Cymraeg / English
Historic Landscape Characterisation
The Making of the Middle Usk Valley Landscape
ENVIRONMENTS AND BOUNDARIES
The Natural LandscapeThe Middle Usk Valley historic landscape area is bounded to the north by Mynydd Epynt, by Mynydd Troed and Mynydd Llan-gors on the western edge of the Black Mountains to the east, and by the eastern flanks of the Brecon Beacons to the south.
The underlying solid geology throughout the area is of Silurian and Devonian Old Red Sandstone. The principal ice flow down the Usk valley during the last glaciation was divided by the western end of the Black Mountains near Llan-gors in the eastern part of the area, one branch turning south-eastwards down the Usk towards Crickhowell and the other continuing to the north-east across the Llynfi lowland to the Wye valley between Glasbury and Hay-on-Wye. Llangorse Lake, the largest natural lake in Breconshire, is of glacial origin. It is up to 8.5 metres deep and probably cut into solid rock at its lowest point. Water in the lake is retained by a barrier of glacial gravel together with more recent alluvial deposits, brought down by streams rising on the hills to the east. Other glacial deposits including morainic debris are present in the Usk valley in the Gilestone/Llansantffraed and Brynich/Groesffordd areas. The slight valley at Pennorth, was formed as a glacial meltwater channel running southwards from the direction of Llangorse Lake in the direction of the Usk valley.
The historic landscape area falls into a number of distinct topographical areas. The areas bordering the river Usk are generally flat and low-lying and between about 120-60 metres above sea level. On the east is the slightly elevated shallow basin around Llangorse Lake enclosed by gently undulating hills rising to a height of about 270 metres but with the isolated ridge of Allt yr Esgair between the Usk valley and the lake which rises to a height of 390 metres above sea level. The area to the north-east of Brecon is again gently undulating and generally between about 140-270 metres. The topography of the area to the north of the Usk and to the north-west of Brecon is more diverse, broken down into a number of distinct stream valleys and small isolated hills such as Coed Fenni-fach and Pen-y-crug which reach heights of about 300 metres. Brecon itself occupies a relatively level area bordering the flood plain of the river, between about 130-80 metres above sea level.
The soils throughout the area are predominantly well-drained, coarse reddish loamy soils overlying the sandstone bedrock, with fine, reddish silty alluvium along the flat flood plain of the river Usk, and with clayey, silty and loamy soils subject to seasonal waterlogging on the north-western margin of Llangorse Lake. Modern land use throughout the area is mostly permanent pasture, but with some arable and fodder crops and conifer plantations on steeper and less accessible land such as Allt yr Esgair and Coed Fenni-fach.

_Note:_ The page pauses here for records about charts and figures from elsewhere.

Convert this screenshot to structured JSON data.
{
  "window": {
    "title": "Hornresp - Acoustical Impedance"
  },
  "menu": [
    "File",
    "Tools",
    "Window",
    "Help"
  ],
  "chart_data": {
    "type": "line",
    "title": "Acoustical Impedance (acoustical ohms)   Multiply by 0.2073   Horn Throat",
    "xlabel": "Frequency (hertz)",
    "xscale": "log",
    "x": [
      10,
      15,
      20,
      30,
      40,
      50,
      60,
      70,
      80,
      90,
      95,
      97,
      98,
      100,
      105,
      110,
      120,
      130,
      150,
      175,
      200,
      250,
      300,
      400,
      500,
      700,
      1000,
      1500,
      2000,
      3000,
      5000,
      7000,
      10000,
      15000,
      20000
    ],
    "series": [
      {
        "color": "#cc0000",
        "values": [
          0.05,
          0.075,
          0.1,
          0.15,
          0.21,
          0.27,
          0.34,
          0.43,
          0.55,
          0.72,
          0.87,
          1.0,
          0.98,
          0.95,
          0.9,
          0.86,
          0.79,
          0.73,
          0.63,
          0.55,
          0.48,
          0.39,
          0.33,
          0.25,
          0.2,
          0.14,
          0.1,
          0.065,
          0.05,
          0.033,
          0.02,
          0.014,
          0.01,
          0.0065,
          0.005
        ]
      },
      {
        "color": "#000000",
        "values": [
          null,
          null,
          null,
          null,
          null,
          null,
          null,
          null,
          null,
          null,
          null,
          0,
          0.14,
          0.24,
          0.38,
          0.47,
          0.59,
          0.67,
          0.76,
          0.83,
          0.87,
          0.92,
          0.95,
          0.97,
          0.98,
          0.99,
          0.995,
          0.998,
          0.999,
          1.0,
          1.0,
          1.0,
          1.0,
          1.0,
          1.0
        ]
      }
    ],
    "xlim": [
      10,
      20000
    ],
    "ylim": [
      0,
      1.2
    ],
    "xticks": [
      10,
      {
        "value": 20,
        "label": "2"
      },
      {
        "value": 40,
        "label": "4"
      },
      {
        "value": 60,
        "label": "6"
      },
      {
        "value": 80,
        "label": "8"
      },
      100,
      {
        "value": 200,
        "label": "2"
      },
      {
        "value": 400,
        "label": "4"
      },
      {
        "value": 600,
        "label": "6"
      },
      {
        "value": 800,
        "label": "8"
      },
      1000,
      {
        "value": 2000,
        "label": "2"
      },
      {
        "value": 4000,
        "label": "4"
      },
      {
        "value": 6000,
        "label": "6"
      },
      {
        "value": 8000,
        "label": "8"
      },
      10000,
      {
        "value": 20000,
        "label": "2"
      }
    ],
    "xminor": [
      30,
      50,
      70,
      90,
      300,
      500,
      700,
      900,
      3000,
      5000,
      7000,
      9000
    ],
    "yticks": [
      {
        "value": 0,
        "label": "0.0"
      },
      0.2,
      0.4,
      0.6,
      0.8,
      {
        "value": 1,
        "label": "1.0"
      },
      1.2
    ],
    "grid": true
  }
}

The historic landscape area is drained by a number of distinct streams and rivers. On the north-west are the Nant Brān, Afon Ysgir and Afon Honddu which join the Usk at Aberbrān, Aberyscir and Brecon (Aberhonddu) respectively, bringing water down from the southern flanks of Mynydd Epynt. To the north the Afon Brynich drains land to the south and west of Llan-ddew, joining the Usk just to the east of Brecon. To the south is the Afon Tarell which enters the Usk at Llanfaes and the Afon Cynig which joins it at Abercynrig. The Usk itself occupies a broad alluvial floodplain between Brecon and Talybont-on-Usk, with a complex and active system of river meanders and cutoffs. The eastern part of the area, however, is principally drained by the Afon Llynfi and its tributary streams such as the Nant Tawel at Llanfihangel Tal-y-llyn and the Nant Cwy at Llan-gors which feed Llangorse Lake and drain northwards to join the watershed of the river Wye near Talgarth.

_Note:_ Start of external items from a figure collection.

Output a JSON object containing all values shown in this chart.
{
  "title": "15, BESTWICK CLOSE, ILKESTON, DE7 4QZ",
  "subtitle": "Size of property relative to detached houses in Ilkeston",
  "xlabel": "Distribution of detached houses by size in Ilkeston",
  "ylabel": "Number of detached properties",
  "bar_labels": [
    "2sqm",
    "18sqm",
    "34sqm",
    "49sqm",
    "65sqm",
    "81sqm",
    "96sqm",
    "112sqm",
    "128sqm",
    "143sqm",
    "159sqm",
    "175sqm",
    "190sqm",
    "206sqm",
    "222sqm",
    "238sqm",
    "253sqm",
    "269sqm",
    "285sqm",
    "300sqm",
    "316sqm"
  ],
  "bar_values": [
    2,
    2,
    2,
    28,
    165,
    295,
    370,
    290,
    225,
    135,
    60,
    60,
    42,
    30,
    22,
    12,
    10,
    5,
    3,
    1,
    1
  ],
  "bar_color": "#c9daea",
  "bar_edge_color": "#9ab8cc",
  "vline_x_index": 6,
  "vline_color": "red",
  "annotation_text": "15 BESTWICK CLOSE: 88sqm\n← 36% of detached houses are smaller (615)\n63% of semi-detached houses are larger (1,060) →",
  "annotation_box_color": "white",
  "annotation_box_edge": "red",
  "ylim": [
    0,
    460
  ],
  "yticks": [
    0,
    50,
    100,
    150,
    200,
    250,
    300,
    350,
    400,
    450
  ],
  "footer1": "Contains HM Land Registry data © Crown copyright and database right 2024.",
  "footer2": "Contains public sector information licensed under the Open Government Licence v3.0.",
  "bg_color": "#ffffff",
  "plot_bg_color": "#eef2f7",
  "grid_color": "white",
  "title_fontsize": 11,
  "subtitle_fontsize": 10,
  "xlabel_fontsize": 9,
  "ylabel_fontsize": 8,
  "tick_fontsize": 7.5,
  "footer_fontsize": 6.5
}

From early times the Middle Usk Valley has occupied an important nodal point in lines of communication linking south-east Wales along the Usk valley and midland England via the Wye valley with south-west Wales, a route occupied successively by the Roman roads of the 1st to 4th centuries, the turnpike roads of the 18th and 19th centuries, the railways of the later 19th and 20th centuries, and by modern trunk roads.